Check the return and exchange policy. A 7–14 day return window is standard among reputable sellers. When you are buying a piece you have not physically seen, that window matters. Look for sellers who also offer a buyback or exchange programme — it signals confidence in the quality of what they are selling.
Look for BIS hallmarking on the gold. The
,585
stamp for 14K and
,750
for 18K, alongside the BIS logo, confirm that the metal purity has been independently verified. This protects you from paying 18K prices for lower-purity gold.
Avoid sellers who cannot explain what you are buying. A trustworthy jeweller — online or offline — should be able to tell you the diamond’s cut grade, colour grade, clarity grade, carat weight, certification body, certificate number, metal purity, and making charge percentage. If any of those details are vague or unavailable, shop elsewhere.
Prachha Jewels, based in Surat — India’s diamond manufacturing hub — offers IGI and SGL certified lab-grown diamond necklaces and pendants with transparent pricing across both 14K and 18K gold. Their custom jewellery design service is also worth considering if you have a specific design in mind that you have not found off the shelf.
A Quick Reference: Grades Worth Targeting in 2026
To summarise the decision framework in practical terms:
- Certification: IGI for global recognition and resale; SGL for domestic use and often better pricing. Both are legitimate.

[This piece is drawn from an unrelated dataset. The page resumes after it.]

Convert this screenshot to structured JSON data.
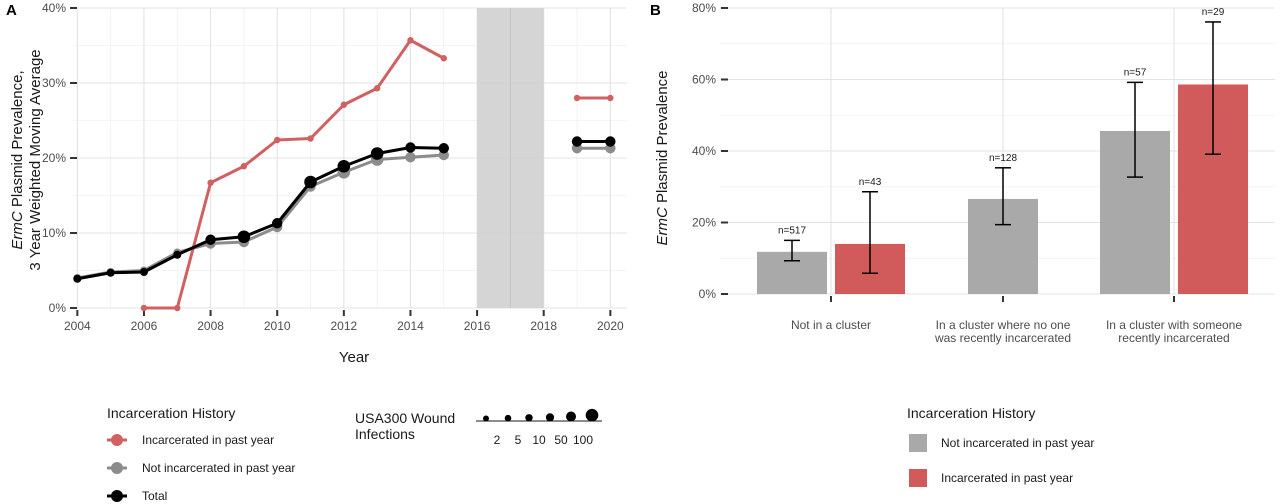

- Cut: Excellent or Very Good. Do not compromise here — it is the biggest driver of visible beauty.
- Colour: G–H for a bright, near-colourless look at a sensible price. D–F if budget allows; I–J only in yellow gold settings.
- Clarity: VS2 for eye-clean quality at a fair price. SI1 works in multi-stone or halo designs.
- Carat: 0.50–1.00ct is the practical range for a pendant or solitaire necklace in the ₹30,000–₹1,00,000 budget.
- Metal: 14K for everyday durability and affordability; 18K for occasion wear or if gold purity matters to you.
- BIS hallmark: Non-negotiable on the gold setting.
- Making charges: Ask for a line-item breakdown. 8–18% of gold value is the typical range.
The Indian lab-grown diamond market is growing fast, and with that growth comes both genuine quality and a fair share of sellers cutting corners on grades or skipping certification altogether. The buyers who get the best value are the ones who know exactly what the certificate says — and why each number on it matters.